In his manner, his rapid talk, his uneasy glances toward the door, I found something forced and strange. “I thought Rolfe was behind me,” he said, “but he must have been delayed. There are meat and drink set out in the great room, where the Governor and those of the Council who are safe here with us are advising together. Let’s descend; you’ve not eaten, and the good sack will give you strength. Wilt come?”
“Ay,” I answered; “but tell me the news as we go. I have been gone ten days,—faith, it seems ten years! There have no ships sailed, Master Pory? The George is still here?” I looked him full in the eye, for a sudden guess at a possible reason for his confusion had stabbed me like a knife.
“Ay,” he said, with a readiness that could scarce be feigned. “She was to have sailed this week, it is true, the Governor fearing to keep her longer. But the Esperance, coming in yesterday, brought news which removed his Honour’s scruples. Now she’ll wait to see out this hand at the cards, and to take home the names of those who are left alive in Virginia. If the red varlets do swarm in upon us, there are her twelve-pounders; they and the fort guns——”
I let him talk on. The George had not sailed. I saw again a firelit hut, and a man and a panther who went down together. Those claws had dug deep; the man across whose face they had torn their way would keep his room in the guest house at Jamestown until his wounds were somewhat healed. The George would wait for him, would scarcely dare to sail without him, and I should find the lady whom she was to carry away to England in Virginia still. It was this that I had built upon, the grain of comfort, the passionate hope, the sustaining cordial of those year-long days in the village above the Pamunkey.
My heart was sore because of Diccon; but I could speak of that grief to her, and she would grieve with me. There were awe and dread and stern sorrow in the knowledge that even now in the bright spring morning blood from a hundred homes might be flowing to meet the shining, careless river; but it was the springtime, and she was waiting for me. I strode on toward the stairway so fast that when I asked a question Master Pory, at my side, was too out of breath to answer it. Halfway down the stairs I asked it again, and again received no answer save a “Zooks! you go too fast for my years and having in flesh! Go more slowly, Ralph Percy; there’s time enough, there’s time enough!”
There was a tone in his voice that I liked not, for it savoured of pity. I looked at him with knitted brows; but we were now in the hall, and through the open door of the great room I caught a glimpse of a woman’s skirt. There were men in the hall, servants and messengers, who made way for us, staring at me as they did so, and whispering. I knew that my clothing was torn and muddied and stained with blood; as we paused at the door there came to me in a flash that day in the courting meadow when I had tried with my dagger to scrape the dried mud from my boots. I laughed at myself for caring now, and for thinking that she would care that I was not dressed for a lady’s bower.

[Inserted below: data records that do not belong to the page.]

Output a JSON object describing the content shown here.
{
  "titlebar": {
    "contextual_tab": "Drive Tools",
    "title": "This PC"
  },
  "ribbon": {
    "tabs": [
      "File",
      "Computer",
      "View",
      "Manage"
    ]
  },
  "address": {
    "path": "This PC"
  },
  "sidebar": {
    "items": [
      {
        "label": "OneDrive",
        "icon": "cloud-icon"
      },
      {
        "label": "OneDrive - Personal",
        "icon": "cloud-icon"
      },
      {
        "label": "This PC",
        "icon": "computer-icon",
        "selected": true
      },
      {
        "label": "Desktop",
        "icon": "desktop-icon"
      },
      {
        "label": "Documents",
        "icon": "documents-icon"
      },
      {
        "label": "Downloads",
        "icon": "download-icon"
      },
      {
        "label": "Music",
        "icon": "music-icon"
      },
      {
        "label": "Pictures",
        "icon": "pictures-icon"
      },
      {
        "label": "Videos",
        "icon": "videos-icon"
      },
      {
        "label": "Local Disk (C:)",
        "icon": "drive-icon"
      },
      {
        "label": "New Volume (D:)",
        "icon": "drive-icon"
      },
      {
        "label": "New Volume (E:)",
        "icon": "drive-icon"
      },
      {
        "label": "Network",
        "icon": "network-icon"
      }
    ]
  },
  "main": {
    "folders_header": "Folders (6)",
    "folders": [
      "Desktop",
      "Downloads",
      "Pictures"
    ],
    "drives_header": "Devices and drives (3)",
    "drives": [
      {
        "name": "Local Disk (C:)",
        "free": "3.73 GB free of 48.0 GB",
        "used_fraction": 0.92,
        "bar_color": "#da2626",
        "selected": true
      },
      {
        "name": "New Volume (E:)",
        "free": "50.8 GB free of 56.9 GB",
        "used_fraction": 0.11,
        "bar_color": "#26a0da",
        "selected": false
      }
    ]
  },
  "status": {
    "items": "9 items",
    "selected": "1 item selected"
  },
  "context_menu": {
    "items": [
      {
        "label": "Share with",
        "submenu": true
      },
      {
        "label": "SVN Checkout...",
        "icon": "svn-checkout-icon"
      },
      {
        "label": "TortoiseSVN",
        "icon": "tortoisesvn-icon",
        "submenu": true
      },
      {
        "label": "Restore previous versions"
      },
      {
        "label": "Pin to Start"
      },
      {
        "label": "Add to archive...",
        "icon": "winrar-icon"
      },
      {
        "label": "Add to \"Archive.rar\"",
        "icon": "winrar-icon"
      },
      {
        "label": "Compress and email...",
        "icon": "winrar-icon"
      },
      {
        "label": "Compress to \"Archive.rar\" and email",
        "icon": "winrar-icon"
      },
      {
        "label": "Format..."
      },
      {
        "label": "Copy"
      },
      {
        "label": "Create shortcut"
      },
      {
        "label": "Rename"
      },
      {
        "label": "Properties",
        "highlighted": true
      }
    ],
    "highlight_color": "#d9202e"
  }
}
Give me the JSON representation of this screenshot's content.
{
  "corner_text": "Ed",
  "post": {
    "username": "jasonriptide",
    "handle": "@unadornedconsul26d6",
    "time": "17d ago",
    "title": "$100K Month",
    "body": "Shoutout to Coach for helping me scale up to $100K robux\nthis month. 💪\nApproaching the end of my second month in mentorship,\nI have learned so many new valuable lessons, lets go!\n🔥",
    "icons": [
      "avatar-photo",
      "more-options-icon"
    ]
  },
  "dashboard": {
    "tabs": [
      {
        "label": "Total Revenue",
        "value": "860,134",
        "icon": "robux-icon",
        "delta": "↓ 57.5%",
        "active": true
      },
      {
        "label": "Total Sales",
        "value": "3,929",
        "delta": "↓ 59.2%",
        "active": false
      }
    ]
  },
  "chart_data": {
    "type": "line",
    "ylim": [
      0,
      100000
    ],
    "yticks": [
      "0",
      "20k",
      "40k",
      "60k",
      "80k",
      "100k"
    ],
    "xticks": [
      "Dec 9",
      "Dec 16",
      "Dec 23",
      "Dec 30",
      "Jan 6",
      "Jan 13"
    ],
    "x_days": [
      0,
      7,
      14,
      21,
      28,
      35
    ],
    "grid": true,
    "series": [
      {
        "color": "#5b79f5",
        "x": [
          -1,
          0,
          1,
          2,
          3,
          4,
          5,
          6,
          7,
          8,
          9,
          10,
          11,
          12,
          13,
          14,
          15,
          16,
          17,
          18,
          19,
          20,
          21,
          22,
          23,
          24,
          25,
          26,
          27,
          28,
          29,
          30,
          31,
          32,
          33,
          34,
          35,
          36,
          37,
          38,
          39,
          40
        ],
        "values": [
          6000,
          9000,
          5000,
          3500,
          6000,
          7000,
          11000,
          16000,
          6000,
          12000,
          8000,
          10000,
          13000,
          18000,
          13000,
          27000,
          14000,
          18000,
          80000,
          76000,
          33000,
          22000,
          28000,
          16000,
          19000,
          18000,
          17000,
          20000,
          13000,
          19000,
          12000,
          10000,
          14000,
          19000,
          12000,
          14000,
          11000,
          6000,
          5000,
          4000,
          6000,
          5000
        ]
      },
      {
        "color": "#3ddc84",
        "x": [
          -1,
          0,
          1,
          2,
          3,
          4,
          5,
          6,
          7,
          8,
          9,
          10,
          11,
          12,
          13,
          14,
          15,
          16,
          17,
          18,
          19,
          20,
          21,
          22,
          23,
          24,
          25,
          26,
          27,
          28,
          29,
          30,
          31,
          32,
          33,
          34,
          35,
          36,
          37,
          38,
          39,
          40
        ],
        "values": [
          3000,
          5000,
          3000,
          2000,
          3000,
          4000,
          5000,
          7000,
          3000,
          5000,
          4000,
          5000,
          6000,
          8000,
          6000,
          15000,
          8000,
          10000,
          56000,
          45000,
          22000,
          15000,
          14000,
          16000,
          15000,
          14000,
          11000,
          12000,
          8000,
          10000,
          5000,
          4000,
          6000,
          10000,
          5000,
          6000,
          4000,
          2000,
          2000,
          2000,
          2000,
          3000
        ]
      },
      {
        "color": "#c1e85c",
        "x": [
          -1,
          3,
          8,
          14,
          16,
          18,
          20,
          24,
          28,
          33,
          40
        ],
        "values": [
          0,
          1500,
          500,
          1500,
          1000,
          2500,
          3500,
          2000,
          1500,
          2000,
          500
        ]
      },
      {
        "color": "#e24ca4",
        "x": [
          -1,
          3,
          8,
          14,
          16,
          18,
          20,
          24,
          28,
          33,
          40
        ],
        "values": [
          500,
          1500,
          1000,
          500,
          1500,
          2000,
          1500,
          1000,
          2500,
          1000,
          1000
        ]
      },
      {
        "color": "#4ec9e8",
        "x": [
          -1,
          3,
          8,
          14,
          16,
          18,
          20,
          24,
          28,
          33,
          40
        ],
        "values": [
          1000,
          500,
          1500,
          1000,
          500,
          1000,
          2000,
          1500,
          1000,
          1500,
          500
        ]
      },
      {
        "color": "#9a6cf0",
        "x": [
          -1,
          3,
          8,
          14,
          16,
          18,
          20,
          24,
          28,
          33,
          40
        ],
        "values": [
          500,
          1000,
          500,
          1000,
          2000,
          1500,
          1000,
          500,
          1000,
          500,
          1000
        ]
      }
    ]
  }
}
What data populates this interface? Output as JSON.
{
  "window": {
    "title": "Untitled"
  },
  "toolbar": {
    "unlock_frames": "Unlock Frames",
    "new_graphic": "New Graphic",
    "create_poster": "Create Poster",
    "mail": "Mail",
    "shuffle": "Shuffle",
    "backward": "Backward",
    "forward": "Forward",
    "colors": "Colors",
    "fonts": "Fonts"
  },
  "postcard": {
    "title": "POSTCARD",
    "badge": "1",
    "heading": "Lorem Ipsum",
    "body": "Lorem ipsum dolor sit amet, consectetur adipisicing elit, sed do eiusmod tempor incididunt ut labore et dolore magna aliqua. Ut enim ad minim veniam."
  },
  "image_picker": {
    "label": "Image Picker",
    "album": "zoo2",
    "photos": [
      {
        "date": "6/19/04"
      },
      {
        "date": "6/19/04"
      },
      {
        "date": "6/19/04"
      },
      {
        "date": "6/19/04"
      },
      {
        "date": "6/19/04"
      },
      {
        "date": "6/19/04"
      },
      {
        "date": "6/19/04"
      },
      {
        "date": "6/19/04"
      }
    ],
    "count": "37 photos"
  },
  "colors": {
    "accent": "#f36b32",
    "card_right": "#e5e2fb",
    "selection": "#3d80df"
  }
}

The next moment we were in the great room.
She was not there. The silken skirt that I had seen, and—there being but one woman in all the world for me—had taken for hers, belonged to Lady Wyatt, who, pale and terrified, was sitting with clasped hands, mutely following with her eyes her husband as he walked to and fro. West had come in from the street and was making some report. Around the table were gathered two or three of the Council; Master Sandys stood at a window, Rolfe beside Lady Wyatt’s chair. The room was filled with sunshine, and a caged bird was singing, singing. It made the only sound there when they saw that I stood amongst them.
When I had made my bow to Lady Wyatt and to the Governor, and had clasped hands with Rolfe, I began to find in the silence, as I had found in Master Pory’s loquaciousness, something strange. They looked at me uneasily, and I caught a swift glance from the Treasurer to Master Pory, and an answering shake of the latter’s head. Rolfe was very white, and his lips were set; West was pulling at his mustaches and staring at the floor.
“With all our hearts we welcome you back to life and to the service of Virginia, Captain Percy,” said the Governor, when the silence had become awkward.
A murmur of assent went round the room.